BookmarkSubscribeRSS Feed
0 Likes

There should be a way to tell if the code or structure of a project has changed or if it was only refreshed with data.  That way, we'd know that it can be closed without needing to be saved.

 

This is especially important when a production copy of a project is opened and run, but not changed.

 

Some way to summarize the changes to a project would be very helpful.  This is very important for auditing when we need to ensure that the project used for an 'official' run had not been altered from the production version.

6 Comments
paulkaefer
Lapis Lazuli | Level 10

The solution to this sounds to me to be a combination of version control (so you know when/if any code was changed) and SAS' built-in audit set capabilities (documentation; paper on the topic).

tomrvincent
Rhodochrosite | Level 12

Version control isn't the issue here.  And the audit capabilities are at the dataset level, also not the issue here.  If I open a project and run it (making no changes to the tasks, flows, etc. other than prompted values) and then try to exit, SAS asks me if I want to save the project even though no structural changes have been made.  I want to avoid that and, if a structural change was made, I want to be informed of that as well.

BillSawyer
SAS Employee

Tom, why would storing the project on a file system as read only not solve the issue?  When you change a prompt's value and/or run a project,  logs and results are cleared and recreated usually with updated source data, so, there are changes. Also, if you need extra auditing you can use the Project Log option  (can be turned on from any Log window).  Please clarify why a read-only permission on the project file is not a viable solution and I'll be glad to at least forward this request on to R&D and Product Management so they can determine if this is something they would like to implement in a future release.

 

Thanks,

Bill

 

tomrvincent
Rhodochrosite | Level 12

@BillSawyer First of all, a read-only project can still be changed and run, so that doesn't solve or prevent anything.  Changing macro variables thru prompting doesn't change the underlying code or logic, just the run-time code, log and results.

 

What I'm trying to prevent is this:

1) open project.

2) run project.

3) close project (oops...SAS is asking me to save the project even though I made no changes to it).

 

Now, I can get around this by converting projects to stored procs (and I'm doing this, even though ith brings up all sorts of nightmares due to the inconsistency between projects and stored procs) but I think there should be a clearly distinguish between the state of the project and the state of the *results* of a project.

BillSawyer
SAS Employee

 

1. open a project (make no changes)

2. run part or all of the project  (and if there are project prompts then make those entries/selections)

3. close the project

 

Once you click to close the project, then you want Enterprise Guide to do what exactly?

 

a. automatically save the updated contents of the project,  then close the project,  but w/o being prompted to save since there were no code/task changes.

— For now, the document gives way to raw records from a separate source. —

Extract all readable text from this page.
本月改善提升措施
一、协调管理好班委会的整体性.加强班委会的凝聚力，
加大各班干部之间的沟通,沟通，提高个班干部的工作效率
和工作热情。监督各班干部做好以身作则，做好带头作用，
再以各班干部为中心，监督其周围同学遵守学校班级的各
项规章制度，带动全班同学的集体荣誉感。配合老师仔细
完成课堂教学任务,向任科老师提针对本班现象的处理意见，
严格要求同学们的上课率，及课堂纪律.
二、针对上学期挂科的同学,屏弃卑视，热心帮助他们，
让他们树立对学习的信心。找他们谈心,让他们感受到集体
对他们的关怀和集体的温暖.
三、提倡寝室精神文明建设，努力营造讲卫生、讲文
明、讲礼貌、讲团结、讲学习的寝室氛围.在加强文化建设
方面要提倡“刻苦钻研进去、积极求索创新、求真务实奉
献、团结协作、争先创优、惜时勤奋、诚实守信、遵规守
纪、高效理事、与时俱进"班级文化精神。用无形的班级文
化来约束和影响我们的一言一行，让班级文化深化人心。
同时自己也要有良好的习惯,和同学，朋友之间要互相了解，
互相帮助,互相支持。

b. or something else...please specify

 

Once you have confirmed then I will enter it as a new feature request.

 

Thanks,

Bill

 

 

 

 

 

tomrvincent
Rhodochrosite | Level 12

@BillSawyer  EG should tell me that no code was changed and that the project can be closed without saving...or that I can save the *run* separately without overriding the original project.  Something to indicate that the project's structure wasn't changed, just the it was run and so there are new logs and staging datasets.  

 

I think the code/tasks/flows/lists/whatever (the actual *structure* of a project) should be separated from the results and logs.  They are 3 distinct pieces that are related but fundamentally different.

 

An individual run of a project has the code, logs, staging datasets and so on...that would be fine to save as a *package* (and I do that now, adding a YYYYMMDD HHMM to the saved project), but the source project (the 'base' model or production version) should remain the same.